The data that powers AI is disappearing fast
Consent, Terms of Service, and Expectations
- Many argue there was never real consent for AI training: uploaders to platforms (YouTube, Reddit, etc.) did not knowingly agree to having faces, voices, and styles used to train powerful generative models.
- Others counter that users “consented” via ToS and third‑party doctrine: posting publicly means no expectation of privacy and platforms can pass data on.
- A substantial subthread stresses informed consent: people in 2010–2015 could not realistically foresee deepfakes or style/voice cloning, so broad “future uses” clauses feel illegitimate.
- There’s disagreement whether this moral critique will carry legal weight: some think courts will uphold ToS; others highlight contract invalidation and changing context.
Copyright, Fair Use, and What Training “Is”
- One camp insists training is non‑infringing “doing math”: models store parameters, not works; reproduction is rare and often guarded against.
- The other camp treats training as large‑scale copying and derivative‑work creation, clearly within copyright’s scope, especially when verbatim or near‑verbatim output is demonstrated.
- There’s debate over whether model weights themselves are a “copy” or whether infringement only happens at output time.

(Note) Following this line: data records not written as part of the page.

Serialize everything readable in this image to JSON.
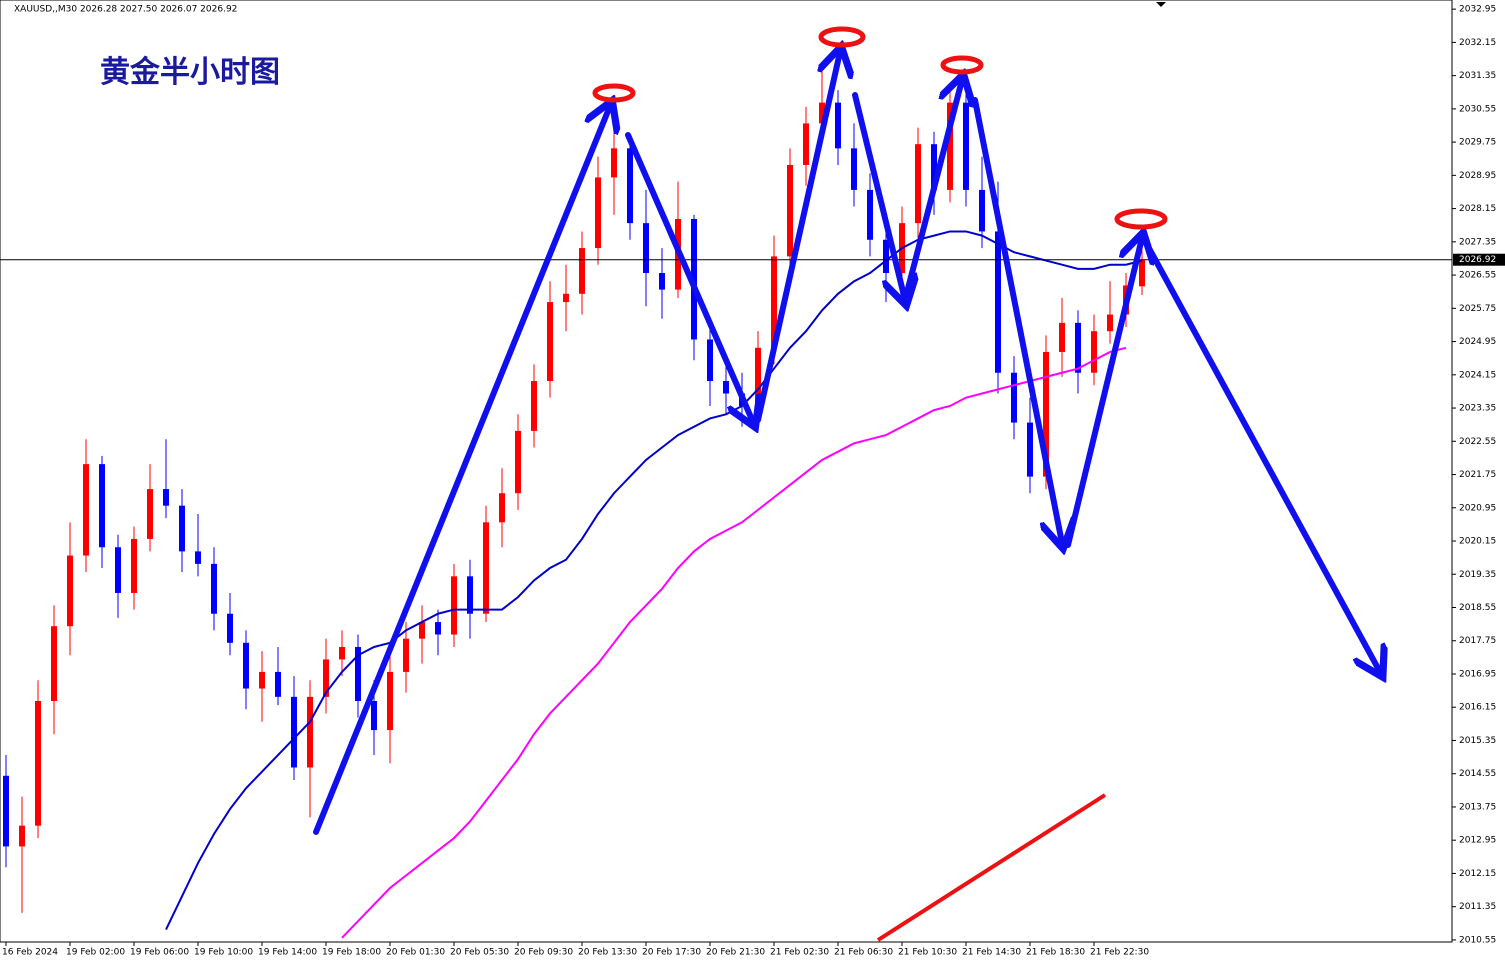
{
  "chart_data": {
    "type": "candlestick",
    "header": "XAUUSD,,M30  2026.28 2027.50 2026.07 2026.92",
    "title": "黄金半小时图",
    "categories": [
      "16 Feb 2024",
      null,
      null,
      null,
      "19 Feb 02:00",
      null,
      null,
      null,
      "19 Feb 06:00",
      null,
      null,
      null,
      "19 Feb 10:00",
      null,
      null,
      null,
      "19 Feb 14:00",
      null,
      null,
      null,
      "19 Feb 18:00",
      null,
      null,
      null,
      "20 Feb 01:30",
      null,
      null,
      null,
      "20 Feb 05:30",
      null,
      null,
      null,
      "20 Feb 09:30",
      null,
      null,
      null,
      "20 Feb 13:30",
      null,
      null,
      null,
      "20 Feb 17:30",
      null,
      null,
      null,
      "20 Feb 21:30",
      null,
      null,
      null,
      "21 Feb 02:30",
      null,
      null,
      null,
      "21 Feb 06:30",
      null,
      null,
      null,
      "21 Feb 10:30",
      null,
      null,
      null,
      "21 Feb 14:30",
      null,
      null,
      null,
      "21 Feb 18:30",
      null,
      null,
      null,
      "21 Feb 22:30",
      null,
      null,
      null
    ],
    "open": [
      2014.5,
      2012.8,
      2013.3,
      2016.3,
      2018.1,
      2019.8,
      2022.0,
      2020.0,
      2018.9,
      2020.2,
      2021.4,
      2021.0,
      2019.9,
      2019.6,
      2018.4,
      2017.7,
      2016.6,
      2017.0,
      2016.4,
      2014.7,
      2016.4,
      2017.3,
      2017.6,
      2016.3,
      2015.6,
      2017.0,
      2017.8,
      2018.2,
      2017.9,
      2019.3,
      2018.4,
      2020.6,
      2021.3,
      2022.8,
      2024.0,
      2025.9,
      2026.1,
      2027.2,
      2028.9,
      2029.6,
      2027.8,
      2026.6,
      2026.2,
      2027.9,
      2025.0,
      2024.0,
      2023.7,
      2023.4,
      2024.8,
      2027.0,
      2029.2,
      2030.2,
      2030.7,
      2029.6,
      2028.6,
      2027.4,
      2026.6,
      2027.8,
      2029.7,
      2028.6,
      2030.7,
      2028.6,
      2027.6,
      2024.2,
      2023.0,
      2021.7,
      2024.7,
      2025.4,
      2024.2,
      2025.2,
      2025.6,
      2026.28
    ],
    "high": [
      2015.0,
      2014.0,
      2016.8,
      2018.6,
      2020.6,
      2022.6,
      2022.2,
      2020.3,
      2020.5,
      2022.0,
      2022.6,
      2021.4,
      2020.8,
      2020.0,
      2018.9,
      2018.0,
      2017.5,
      2017.6,
      2016.9,
      2016.8,
      2017.8,
      2018.0,
      2017.9,
      2016.8,
      2017.4,
      2018.2,
      2018.6,
      2018.5,
      2019.6,
      2019.7,
      2021.0,
      2021.9,
      2023.2,
      2024.4,
      2026.4,
      2026.8,
      2027.6,
      2029.4,
      2030.8,
      2029.9,
      2028.6,
      2027.2,
      2028.8,
      2028.0,
      2025.4,
      2024.6,
      2024.2,
      2025.2,
      2027.5,
      2029.6,
      2030.6,
      2031.6,
      2031.0,
      2030.2,
      2029.0,
      2027.8,
      2028.2,
      2030.1,
      2030.0,
      2031.1,
      2030.9,
      2029.4,
      2028.8,
      2024.6,
      2023.6,
      2025.1,
      2026.0,
      2025.7,
      2025.6,
      2026.4,
      2026.6,
      2027.5
    ],
    "low": [
      2012.3,
      2011.2,
      2013.0,
      2015.5,
      2017.4,
      2019.4,
      2019.5,
      2018.3,
      2018.5,
      2019.9,
      2020.7,
      2019.4,
      2019.3,
      2018.0,
      2017.4,
      2016.1,
      2015.8,
      2016.2,
      2014.4,
      2013.5,
      2016.0,
      2016.9,
      2015.9,
      2015.0,
      2014.8,
      2016.5,
      2017.2,
      2017.4,
      2017.6,
      2017.8,
      2018.2,
      2020.0,
      2020.9,
      2022.4,
      2023.6,
      2025.2,
      2025.6,
      2026.8,
      2028.0,
      2027.4,
      2025.8,
      2025.5,
      2026.0,
      2024.5,
      2023.4,
      2023.2,
      2022.9,
      2023.1,
      2024.4,
      2026.6,
      2028.7,
      2029.8,
      2029.2,
      2028.2,
      2027.0,
      2025.9,
      2026.1,
      2027.4,
      2028.0,
      2028.3,
      2028.2,
      2027.2,
      2023.7,
      2022.6,
      2021.3,
      2021.4,
      2024.1,
      2023.7,
      2023.9,
      2024.9,
      2025.3,
      2026.07
    ],
    "close": [
      2012.8,
      2013.3,
      2016.3,
      2018.1,
      2019.8,
      2022.0,
      2020.0,
      2018.9,
      2020.2,
      2021.4,
      2021.0,
      2019.9,
      2019.6,
      2018.4,
      2017.7,
      2016.6,
      2017.0,
      2016.4,
      2014.7,
      2016.4,
      2017.3,
      2017.6,
      2016.3,
      2015.6,
      2017.0,
      2017.8,
      2018.2,
      2017.9,
      2019.3,
      2018.4,
      2020.6,
      2021.3,
      2022.8,
      2024.0,
      2025.9,
      2026.1,
      2027.2,
      2028.9,
      2029.6,
      2027.8,
      2026.6,
      2026.2,
      2027.9,
      2025.0,
      2024.0,
      2023.7,
      2023.4,
      2024.8,
      2027.0,
      2029.2,
      2030.2,
      2030.7,
      2029.6,
      2028.6,
      2027.4,
      2026.6,
      2027.8,
      2029.7,
      2028.6,
      2030.7,
      2028.6,
      2027.6,
      2024.2,
      2023.0,
      2021.7,
      2024.7,
      2025.4,
      2024.2,
      2025.2,
      2025.6,
      2026.3,
      2026.92
    ],
    "up_color": "#ff0000",
    "down_color": "#0000ff",
    "moving_averages": [
      {
        "color": "#0000cc",
        "values": [
          null,
          null,
          null,
          null,
          null,
          null,
          null,
          null,
          null,
          null,
          2010.8,
          2011.6,
          2012.4,
          2013.1,
          2013.7,
          2014.2,
          2014.6,
          2015.0,
          2015.4,
          2015.8,
          2016.5,
          2017.0,
          2017.4,
          2017.6,
          2017.7,
          2018.0,
          2018.2,
          2018.4,
          2018.5,
          2018.5,
          2018.5,
          2018.5,
          2018.8,
          2019.2,
          2019.5,
          2019.7,
          2020.2,
          2020.8,
          2021.3,
          2021.7,
          2022.1,
          2022.4,
          2022.7,
          2022.9,
          2023.1,
          2023.2,
          2023.4,
          2023.8,
          2024.3,
          2024.8,
          2025.2,
          2025.7,
          2026.1,
          2026.4,
          2026.6,
          2026.9,
          2027.2,
          2027.4,
          2027.5,
          2027.6,
          2027.6,
          2027.5,
          2027.3,
          2027.1,
          2027.0,
          2026.9,
          2026.8,
          2026.7,
          2026.7,
          2026.8,
          2026.8,
          2026.9
        ]
      },
      {
        "color": "#ff00ff",
        "values": [
          null,
          null,
          null,
          null,
          null,
          null,
          null,
          null,
          null,
          null,
          null,
          null,
          null,
          null,
          null,
          null,
          null,
          null,
          null,
          null,
          null,
          2010.6,
          2011.0,
          2011.4,
          2011.8,
          2012.1,
          2012.4,
          2012.7,
          2013.0,
          2013.4,
          2013.9,
          2014.4,
          2014.9,
          2015.5,
          2016.0,
          2016.4,
          2016.8,
          2017.2,
          2017.7,
          2018.2,
          2018.6,
          2019.0,
          2019.5,
          2019.9,
          2020.2,
          2020.4,
          2020.6,
          2020.9,
          2021.2,
          2021.5,
          2021.8,
          2022.1,
          2022.3,
          2022.5,
          2022.6,
          2022.7,
          2022.9,
          2023.1,
          2023.3,
          2023.4,
          2023.6,
          2023.7,
          2023.8,
          2023.9,
          2024.0,
          2024.1,
          2024.2,
          2024.3,
          2024.5,
          2024.7,
          2024.8,
          null
        ]
      }
    ],
    "last_price": 2026.92,
    "ylim": [
      2010.5,
      2033.17
    ],
    "yticks": [
      2010.55,
      2011.35,
      2012.15,
      2012.95,
      2013.75,
      2014.55,
      2015.35,
      2016.15,
      2016.95,
      2017.75,
      2018.55,
      2019.35,
      2020.15,
      2020.95,
      2021.75,
      2022.55,
      2023.35,
      2024.15,
      2024.95,
      2025.75,
      2026.55,
      2027.35,
      2028.15,
      2028.95,
      2029.75,
      2030.55,
      2031.35,
      2032.15,
      2032.95
    ]
  }
}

- Several note existing doctrines: “substantially similar” tests, fair‑use factors, and that copyright doesn’t protect facts but does protect expression.
- Legal status is described as unsettled; some point to Japan’s explicit carve‑out for machine learning, and expect divergent national rules.
Data Access, Blocking, and Centralization
- More sites are using robots.txt or paywalls to block AI crawlers, partly over IP/ethics and partly because bots are technically abusive (high load, ignoring robots.txt).
- Critics say calling this a “decline in consent” is misleading; it’s a new assertion of rights, not a withdrawal.
- Concern: incumbents that already scraped “everything” now sit on privileged corpora, while later entrants and researchers face locked‑down data and expensive licenses (Reddit, Twitter, Getty, Elsevier, etc.).
- Others argue much blocked data is low‑value; blocking may simply cause it to disappear over time, while high‑value holders will sell access.
Creators, Compensation, and Public Backlash
- Many posters focus on creators being “screwed”: work, likeness, and personal data are used without consent or payment, while AI products are monetized.
- Counter‑arguments: most “ordinary” people don’t earn from IP and gain more from cheap tools; creators were already exploited by distributors.
- Several warn that “move fast and break things” scraping is destroying public support for AI and will invite harsher regulation, especially in places like the EU.
Synthetic Data and Future Directions
- Some expect synthetic or self‑generated data to become central, reducing dependence on web scraping; others invoke “garbage in, garbage out” and limits from the data processing inequality.
- Examples raised: self‑play (AlphaZero), rule‑based synthetic data, and training on structured, cleaner corpora (e.g., Wikipedia, textbooks) rather than the whole web.
- A minority suggests LLM‑style web‑scale training is a dead end, predicting a shift toward models learning from raw environmental streams (audio/video/robotics) instead.